Day of Translation 2024: Fiction and Translation
Jennifer Croft, Bruna Dantas Lobato, Lily Meyer, and Idra Novey discuss the connections and boundaries between writing and translating.
On September 26, 2024, the Center for the Art of Translation presented its annual Day of Translation, co-hosted by The Center for Fiction in Brooklyn and livestreamed worldwide. This panel, featuring Jennifer Croft, Bruna Dantas Lobato, Lily Meyer, and Idra Novey, brings together acclaimed literary translators who have recently published their own works of fiction to investigate how their backgrounds as translators impact their work as fiction writers.
What is the relationship between translation and creative writing? Is all writing, in fact, a translation of sorts? This panel investigates the connections and boundaries between writing and translating, how one informs the other, and what happens when you do both.

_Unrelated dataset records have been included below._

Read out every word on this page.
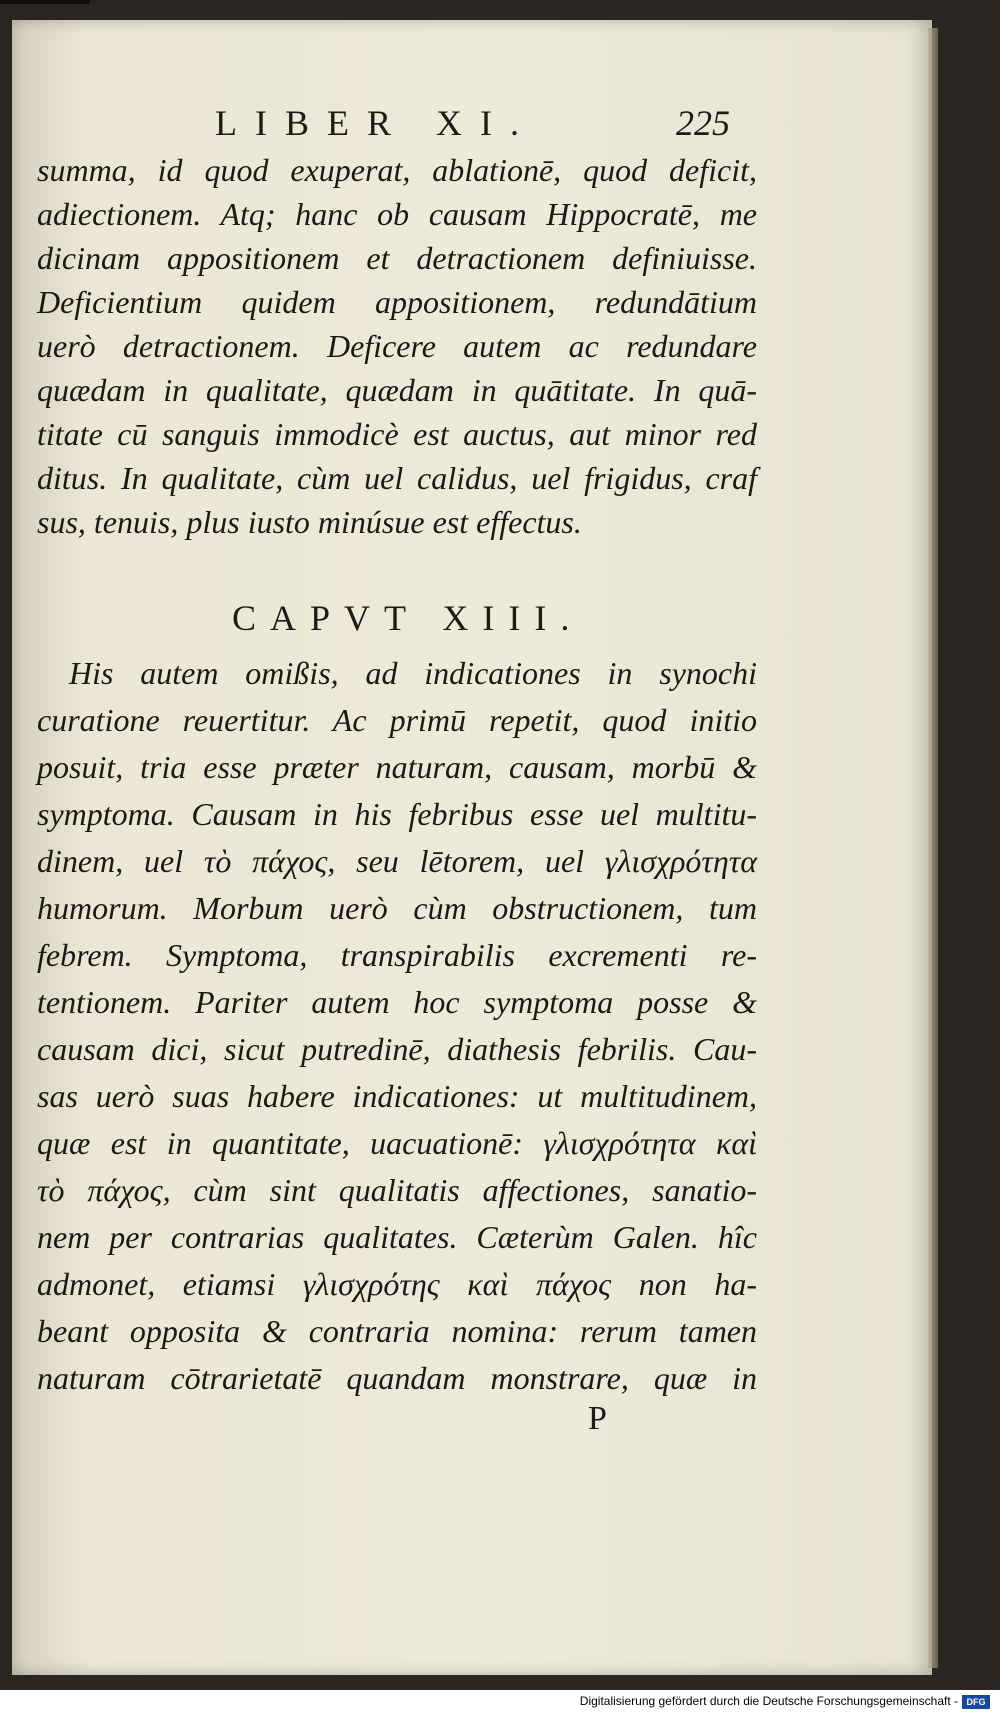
LIBER XI.	225
summa, id quod exuperat, ablationē, quod deficit,
adiectionem. Atq; hanc ob causam Hippocratē, me
dicinam appositionem et detractionem definiuisse.
Deficientium quidem appositionem, redundātium
uerò detractionem. Deficere autem ac redundare
quædam in qualitate, quædam in quātitate. In quā-
titate cū sanguis immodicè est auctus, aut minor red
ditus. In qualitate, cùm uel calidus, uel frigidus, craf
sus, tenuis, plus iusto minúsue est effectus.
CAPVT XIII.
His autem omißis, ad indicationes in synochi
curatione reuertitur. Ac primū repetit, quod initio
posuit, tria esse præter naturam, causam, morbū &
symptoma. Causam in his febribus esse uel multitu-
dinem, uel τὸ πάχος, seu lētorem, uel γλισχρότητα
humorum. Morbum uerò cùm obstructionem, tum
febrem. Symptoma, transpirabilis excrementi re-
tentionem. Pariter autem hoc symptoma posse &
causam dici, sicut putredinē, diathesis febrilis. Cau-
sas uerò suas habere indicationes: ut multitudinem,
quæ est in quantitate, uacuationē: γλισχρότητα καὶ
τὸ πάχος, cùm sint qualitatis affectiones, sanatio-
nem per contrarias qualitates. Cæterùm Galen. hîc
admonet, etiamsi γλισχρότης καὶ πάχος non ha-
beant opposita & contraria nomina: rerum tamen
naturam cōtrarietatē quandam monstrare, quæ in
P
Digitalisierung gefördert durch die Deutsche Forschungsgemeinschaft - DFG
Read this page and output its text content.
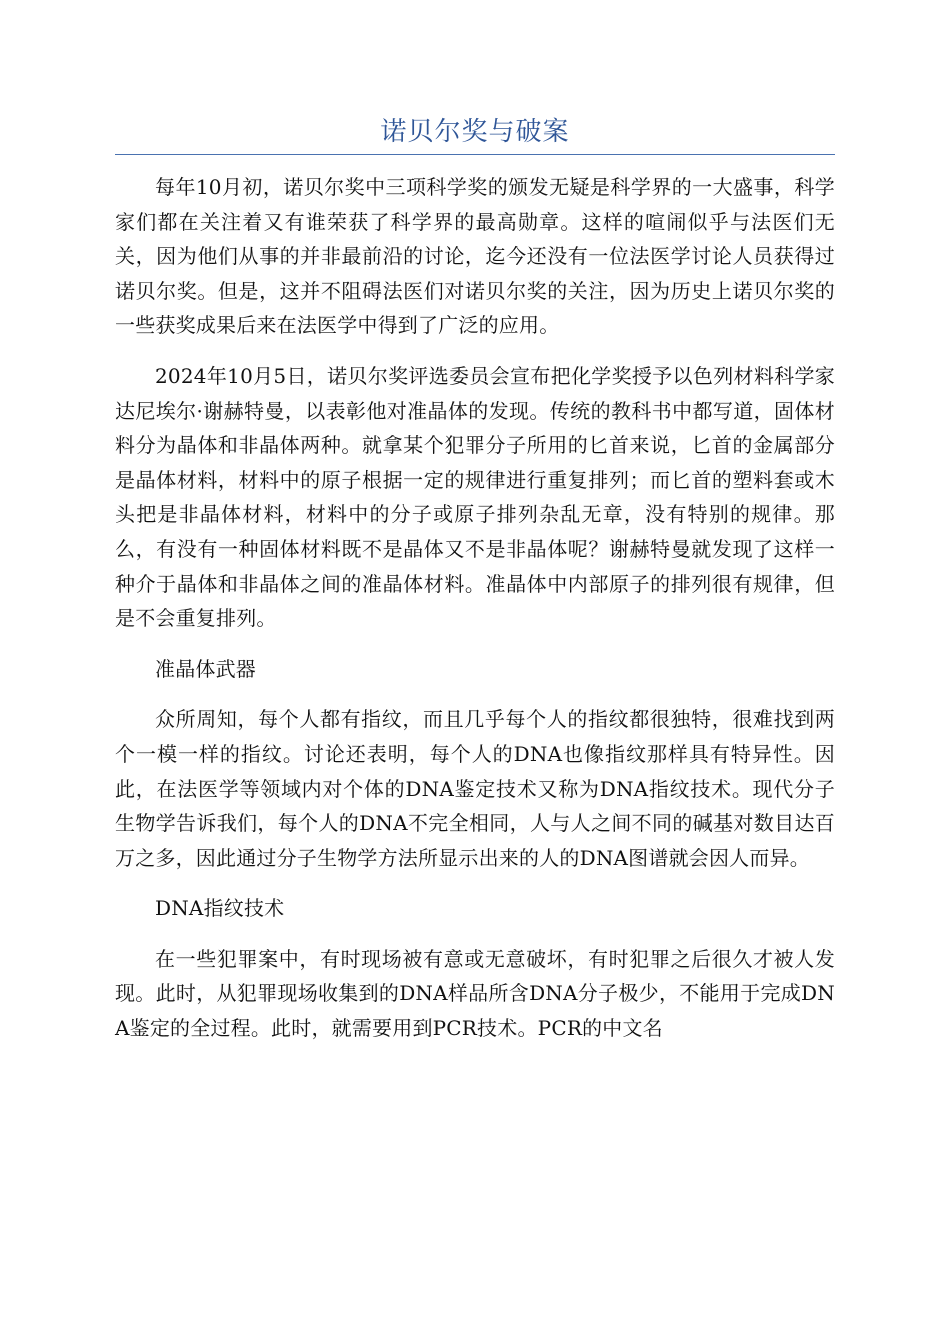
诺贝尔奖与破案

每年10月初，诺贝尔奖中三项科学奖的颁发无疑是科学界的一大盛事，科学家们都在关注着又有谁荣获了科学界的最高勋章。这样的喧闹似乎与法医们无关，因为他们从事的并非最前沿的讨论，迄今还没有一位法医学讨论人员获得过诺贝尔奖。但是，这并不阻碍法医们对诺贝尔奖的关注，因为历史上诺贝尔奖的一些获奖成果后来在法医学中得到了广泛的应用。

2024年10月5日，诺贝尔奖评选委员会宣布把化学奖授予以色列材料科学家达尼埃尔·谢赫特曼，以表彰他对准晶体的发现。传统的教科书中都写道，固体材料分为晶体和非晶体两种。就拿某个犯罪分子所用的匕首来说，匕首的金属部分是晶体材料，材料中的原子根据一定的规律进行重复排列；而匕首的塑料套或木头把是非晶体材料，材料中的分子或原子排列杂乱无章，没有特别的规律。那么，有没有一种固体材料既不是晶体又不是非晶体呢？谢赫特曼就发现了这样一种介于晶体和非晶体之间的准晶体材料。准晶体中内部原子的排列很有规律，但是不会重复排列。

准晶体武器

众所周知，每个人都有指纹，而且几乎每个人的指纹都很独特，很难找到两个一模一样的指纹。讨论还表明，每个人的DNA也像指纹那样具有特异性。因此，在法医学等领域内对个体的DNA鉴定技术又称为DNA指纹技术。现代分子生物学告诉我们，每个人的DNA不完全相同，人与人之间不同的碱基对数目达百万之多，因此通过分子生物学方法所显示出来的人的DNA图谱就会因人而异。

DNA指纹技术

在一些犯罪案中，有时现场被有意或无意破坏，有时犯罪之后很久才被人发现。此时，从犯罪现场收集到的DNA样品所含DNA分子极少，不能用于完成DNA鉴定的全过程。此时，就需要用到PCR技术。PCR的中文名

Jennifer Croft won a 2022 Guggenheim Fellowship for her novel The Extinction of Irena Rey, the 2020 William Saroyan International Prize for Writing for her illustrated memoir Homesick, and the 2018 International Booker Prize for her translation from Polish of Nobel laureate Olga Tokarczuk’s Flights. She is also the translator of Federico Falco’s A Perfect Cemetery, Romina Paula’s August, Pedro Mairal’s The Woman from Uruguay, and Olga Tokarczuk’s The Books of Jacob (a finalist for the Kirkus Prize). In 2023, she received an American Academy of Arts and Letters Award in Literature. She lives in Tulsa, Oklahoma, with her husband and twins.
Bruna Dantas Lobato is a fiction writer and translator. Her fiction has appeared in The New Yorker, Guernica, A Public Space, and The Common. She was awarded the 2023 National Book Award in Translated Literature for The Words that Remain by Stênio Gardel. Originally from Natal, Brazil, she lives in Iowa and teaches at Grinnell College. Her debut novel, Blue Light Hours, is forthcoming in October 2024 from Grove Atlantic.
Lily Meyer is a translator and critic, and the author of the novel Short War. A contributing writer at The Atlantic, her translations include Claudia Ulloa Donoso’s story collections Little Bird and Ice for Martians. Her novel The End of Romance is forthcoming from Viking.
Idra Novey is a novelist, poet, and translator. Her new book of poems, Soon & Wholly, is out this September. Her most recent novel, Take What You Need, was a New York Times Notable Book of 2023, a finalist for the Joyce Carol Oates Prize, and longlisted for the Dublin Literary Prize. She has translated various Brazilian and Chilean authors and is the co-translator with Ahmad Nadalizadeh of Iranian poet Garous Abdolmalekian’s Lean Against This Late Hour, a finalist for the PEN America Poetry in Translation Prize in 2021. Her fiction and poetry have been translated into a dozen languages and she’s written for The New York Times, The Atlantic, The Washington Post, and The Guardian. She teaches creative writing at Princeton University.